Gelelim Keskinoğlu Tavukçuluğa...

Gözünüzü kapayın ve iki yüz elli bin tavuğun yüz otuz metre uzunluğundaki koridorlarda yan yana yaşadığı, ısının her daim yirmi bir derece tutulup her daim soluk sarı ışıklarla aydınlatılan ve koridorun ucundan bakıldığında dalgalanan bir ibik deniziyle karşılaşılan büyük bir kümes düşünün.

Öyle bir kümes ki, koku yok. Garibanlardan biri hastalanacak ya da ölecek olsa şıp diye anlaşılan, hangi tavuğun kaç yumurta yumurtladığı baştan belli bir kümes. Hayvancıklar ömürlerini balık istifi bu kümeste geçiriyor ve altmış beş hafta sonra da kesilip kart yani ucuz tavuk olarak belirli yörelere satılıyorlar. Bu altmış beş hafta içinde de işlerini yapıyor yani yumurtluyor yumurtluyor yumurtluyorlar.
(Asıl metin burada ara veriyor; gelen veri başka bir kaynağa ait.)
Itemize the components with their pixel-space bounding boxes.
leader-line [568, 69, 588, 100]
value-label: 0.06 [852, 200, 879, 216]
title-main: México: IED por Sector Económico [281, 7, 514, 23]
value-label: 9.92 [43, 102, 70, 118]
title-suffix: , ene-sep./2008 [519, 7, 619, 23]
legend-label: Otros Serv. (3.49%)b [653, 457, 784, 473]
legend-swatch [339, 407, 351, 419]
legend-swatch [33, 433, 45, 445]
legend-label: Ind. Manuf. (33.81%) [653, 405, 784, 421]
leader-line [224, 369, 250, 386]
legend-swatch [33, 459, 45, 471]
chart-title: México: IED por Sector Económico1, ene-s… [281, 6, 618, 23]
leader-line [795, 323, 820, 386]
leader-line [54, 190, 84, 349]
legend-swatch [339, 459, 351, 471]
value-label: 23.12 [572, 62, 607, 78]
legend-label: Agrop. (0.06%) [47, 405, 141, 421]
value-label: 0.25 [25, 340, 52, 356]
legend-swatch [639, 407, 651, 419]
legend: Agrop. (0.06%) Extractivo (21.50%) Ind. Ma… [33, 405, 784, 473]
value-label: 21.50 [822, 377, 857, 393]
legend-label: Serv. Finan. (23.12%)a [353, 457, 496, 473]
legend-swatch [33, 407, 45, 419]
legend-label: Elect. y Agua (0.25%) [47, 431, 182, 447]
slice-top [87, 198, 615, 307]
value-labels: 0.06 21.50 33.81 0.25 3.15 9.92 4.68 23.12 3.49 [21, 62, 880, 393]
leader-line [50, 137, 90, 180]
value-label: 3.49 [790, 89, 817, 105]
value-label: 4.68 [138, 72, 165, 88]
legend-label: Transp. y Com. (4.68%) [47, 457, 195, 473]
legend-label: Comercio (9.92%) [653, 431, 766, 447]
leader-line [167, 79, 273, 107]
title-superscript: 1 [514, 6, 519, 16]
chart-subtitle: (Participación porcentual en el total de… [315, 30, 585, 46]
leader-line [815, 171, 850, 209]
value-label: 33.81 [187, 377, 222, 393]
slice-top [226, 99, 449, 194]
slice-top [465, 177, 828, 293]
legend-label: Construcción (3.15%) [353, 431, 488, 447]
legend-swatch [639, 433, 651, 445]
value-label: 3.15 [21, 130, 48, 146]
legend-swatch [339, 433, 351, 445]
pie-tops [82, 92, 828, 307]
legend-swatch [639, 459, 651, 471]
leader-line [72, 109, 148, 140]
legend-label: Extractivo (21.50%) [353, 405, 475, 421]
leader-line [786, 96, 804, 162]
O yumurtaların her biri yürüyen bantlara düşüyor, devrile yuvarlana saat başı değiştirilen bir elemanın önünden geçiyor, kırıklar çatlaklar bir kenara ayrıldıktan sonra bu kez içlerini gösteren bir ışık testine tabi tutulup orada da sarısı nasıldır, çift midir kanlı mıdır eleniyor ve günlük olarak piyasaya sürülmek üzere paketleme bölümüne yollanıyorlar.

Kesimhane tesislerini iyi ki gezmedim, çünkü gezsem bir daha ağzıma tavuk sürmeyeceğimden adım gibi emindim.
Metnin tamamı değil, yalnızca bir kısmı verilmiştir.